IDRA-21

1990s benzothiadiazide ampakine that potently slows AMPA receptor desensitization in vitro and improves memory in animals — but has never been tested in humans, has no GMP supply, and is structurally adjacent to compounds that lower seizure threshold. The modern equivalent that Dylan should consider instead is TAK-653 (clinical-trial grade ampakine with human safety data). IDRA-21 is research-chemistry trivia, not a serious option.

IDRA-21 is a benzothiadiazide that binds at an allosteric site on the AMPA-type ionotropic glutamate receptor distinct from the glutamate-binding orthosteric site. Glutamate still has to bind for the receptor to open; IDRA-21 just changes the receptor's behavior once it does:

• Slows desensitization: Normal AMPA receptors desensitize within ~10 ms of glutamate binding, terminating the postsynaptic current. IDRA-21 dramatically extends that window, so each glutamate release event produces a larger and longer Na+/K+ flux through the receptor.
• Net effect: Stronger glutamatergic transmission at any synapse where AMPA receptors carry the signal — most prominent in hippocampus and cortex, exactly the substrates of explicit memory and working memory.
• Downstream: Sustained AMPA activity drives Ca2+-permeable currents and BDNF transcription via CaMKII/CREB. This is the hypothesized basis for ampakine pro-cognitive and neurotrophic effects.

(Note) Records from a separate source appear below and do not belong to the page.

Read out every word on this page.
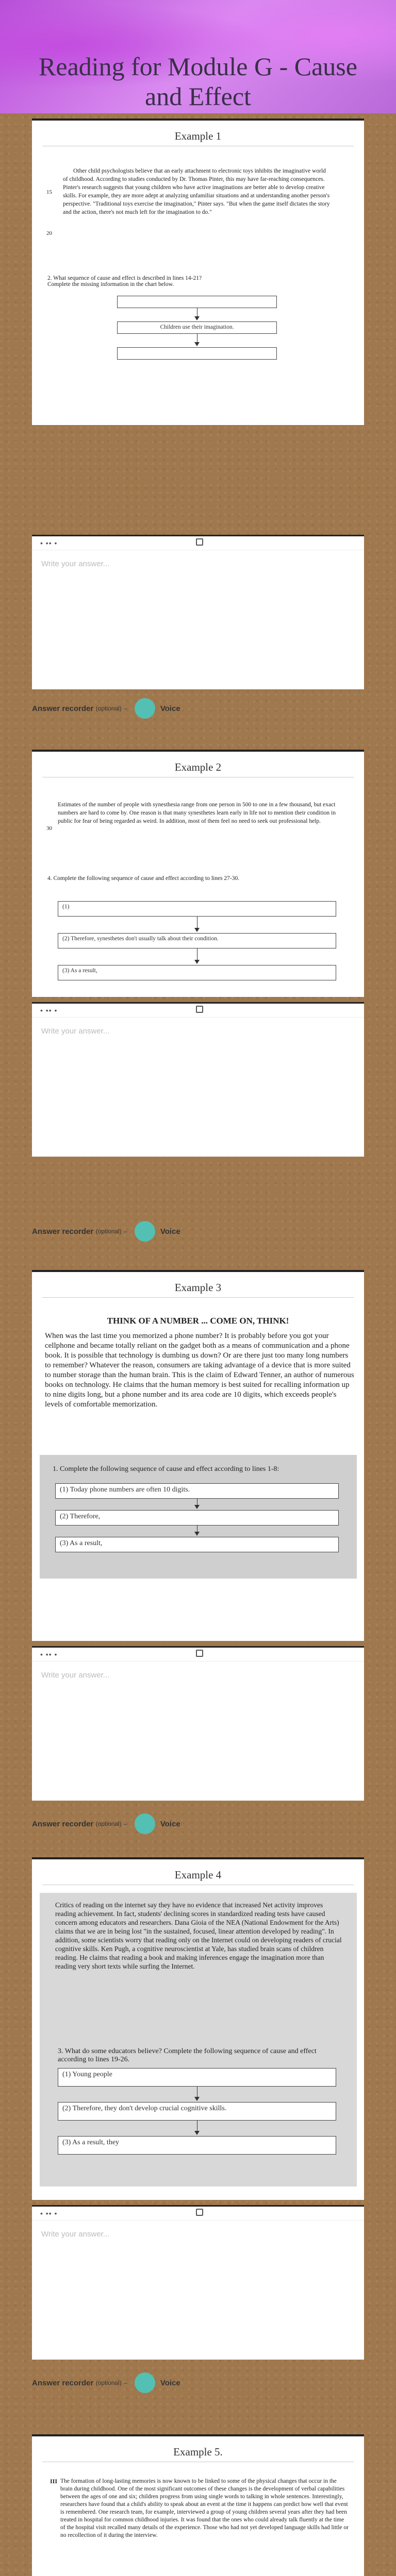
Reading for Module G - Cause and Effect
Example 1
Other child psychologists believe that an early attachment to electronic toys inhibits the imaginative world of childhood. According to studies conducted by Dr. Thomas Pinter, this may have far-reaching consequences. Pinter's research suggests that young children who have active imaginations are better able to develop creative skills. For example, they are more adept at analyzing unfamiliar situations and at understanding another person's perspective. "Traditional toys exercise the imagination," Pinter says. "But when the game itself dictates the story and the action, there's not much left for the imagination to do."
15
20
2. What sequence of cause and effect is described in lines 14-21? Complete the missing information in the chart below.
Children use their imagination.
• •• •
Write your answer...
Answer recorder
(optional)
–	Voice
Example 2
Estimates of the number of people with synesthesia range from one person in 500 to one in a few thousand, but exact numbers are hard to come by. One reason is that many synesthetes learn early in life not to mention their condition in public for fear of being regarded as weird. In addition, most of them feel no need to seek out professional help.
30
4. Complete the following sequence of cause and effect according to lines 27-30.
(1)
(2) Therefore, synesthetes don't usually talk about their condition.
(3) As a result,
• •• •
Write your answer...
Answer recorder
(optional)
–	Voice
Example 3
THINK OF A NUMBER ... COME ON, THINK!
When was the last time you memorized a phone number? It is probably before you got your cellphone and became totally reliant on the gadget both as a means of communication and a phone book. It is possible that technology is dumbing us down? Or are there just too many long numbers to remember? Whatever the reason, consumers are taking advantage of a device that is more suited to number storage than the human brain. This is the claim of Edward Tenner, an author of numerous books on technology. He claims that the human memory is best suited for recalling information up to nine digits long, but a phone number and its area code are 10 digits, which exceeds people's levels of comfortable memorization.
1. Complete the following sequence of cause and effect according to lines 1-8:
(1) Today phone numbers are often 10 digits.
(2) Therefore,
(3) As a result,
• •• •
Write your answer...
Answer recorder
(optional)
–	Voice
Example 4
Critics of reading on the internet say they have no evidence that increased Net activity improves reading achievement. In fact, students' declining scores in standardized reading tests have caused concern among educators and researchers. Dana Gioia of the NEA (National Endowment for the Arts) claims that we are in being lost "in the sustained, focused, linear attention developed by reading". In addition, some scientists worry that reading only on the Internet could on developing readers of crucial cognitive skills. Ken Pugh, a cognitive neuroscientist at Yale, has studied brain scans of children reading. He claims that reading a book and making inferences engage the imagination more than reading very short texts while surfing the Internet.
3. What do some educators believe? Complete the following sequence of cause and effect according to lines 19-26.
(1) Young people
(2) Therefore, they don't develop crucial cognitive skills.
(3) As a result, they
• •• •
Write your answer...
Answer recorder
(optional)
–	Voice
Example 5.
III The formation of long-lasting memories is now known to be linked to some of the physical changes that occur in the brain during childhood. One of the most significant outcomes of these changes is the development of verbal capabilities between the ages of one and six; children progress from using single words to talking in whole sentences. Interestingly, researchers have found that a child's ability to speak about an event at the time it happens can predict how well that event is remembered. One research team, for example, interviewed a group of young children several years after they had been treated in hospital for common childhood injuries. It was found that the ones who could already talk fluently at the time of the hospital visit recalled many details of the experience. Those who had not yet developed language skills had little or no recollection of it during the interview.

Ampakines split into two classes by binding site:

• Type I ("low-impact"): e.g., CX-516, CX-717. Slow deactivation more than desensitization. Subtler EEG signature, lower seizure liability.
• Type II ("high-impact"): e.g., IDRA-21, cyclothiazide. Block desensitization aggressively. Larger pro-cognitive effect in animals BUT higher seizure liability — cyclothiazide is in fact used to induce epileptiform activity in slice preparations.

IDRA-21 sits in the high-impact camp — that is the source of its appeal AND its risk.